Interest rate cuts may pause soon, experts say. Here's why
When the Federal Reserve made a landmark decision to begin interest rate cuts this fall, central bankers predicted a steady lowering of rates that would stretch into 2026.
But the Fed may slow, or even pause, those plans as early as the coming months, some experts told ABC News. The potential freeze could prolong the pain for borrowers hammered by high-cost mortgage or credit card payments.
Stubborn inflation over recent months has thrown a wrench into central bank hopes of a drawdown of rates, and the possibility of resurgent inflation under President-elect Donald Trump could further complicate plans, experts said.
"It's likely the Fed is going to pause rate cuts for a while," John Sedunov, a finance professor at Villanova University's School of Business, told ABC News.
For now, the Fed is sticking to its plans. The chances of a rate cut when the Fed meets this week are all but certain, according to the CME FedWatch Tool, a measure of market sentiment.
However, investors show similarly high confidence that the Fed will leave rates unchanged at its following meeting in January, the measure shows.
Consumer prices rose 2.7% in November compared to a year ago, marking two consecutive months of rising inflation, government data last week showed.
Inflation has slowed dramatically from a peak of more than 9% in June 2022. But the recent uptick has reversed some progress made at the start of this year that had landed price increases right near the Fed's target of 2%.
"One of the things that's sinking into people's minds is that inflation is a little bit -- just a tad -- more stubborn than the Fed would like," Paul Wachtel, a professor of economics at New York University who studies interest rate policy, told ABC News.
In recent months, the Fed has cut its benchmark rate three-quarters of a percentage point, dialing back its fight against inflation and delivering some relief for borrowers saddled with high costs.
Even after the cuts, the benchmark rate stands between 4.5% and 4.75%, its highest level in nearly two decades.
Despite high borrowing costs, the economy has proven resilient. The labor market has slowed but remains solid. The unemployment rate stands at 4.2%, a historically low figure.
The robust health of the economy likely eases concern among policymakers that high interest rates could tip the economy into a downturn, Joseph Gagnon, a senior fellow at the Peterson Institute for International Economics and a former Federal Reserve official, told ABC News.
"There seems not much urgency or even reason to cut," Gagnon said.
To be sure, the central bank has emphasized that it will adjust its rate decisions based on incoming economic data.

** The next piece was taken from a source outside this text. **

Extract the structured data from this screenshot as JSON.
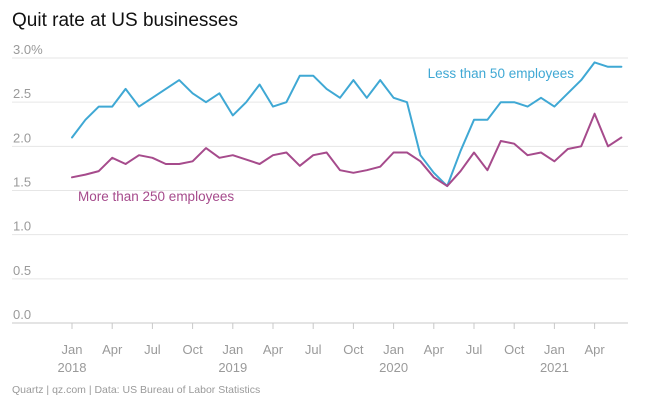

Evidence of cooling inflation or a weakening economy may nudge policymakers toward interest rate cuts, just as the persistence of current conditions could pause rate cuts.
"If the economy remains strong and inflation is not sustainably moving toward 2%, we can dial back policy restraint more slowly," Fed Chair Jerome Powell said during a press conference in Washington, D.C., last month.
"If the labor market were to weaken unexpectedly or inflation were to fall more quickly than anticipated, we can move more quickly," Powell added.
The path of interest rates is especially difficult to predict due to the impending arrival of the Trump administration next month, experts said.
Some economists expect Trump's proposals of heightened tariffs and the mass deportation of undocumented immigrants to raise consumer prices. Such an outcome would put pressure on the Fed to hold rates steady or even hike them, Gagnon said.
When asked last month about the Fed's potential response to Trump, Powell said the central bank would wait until it gains clarity about the exact policies and their implications. "We don't guess, we don't speculate and we don't assume," Powell said.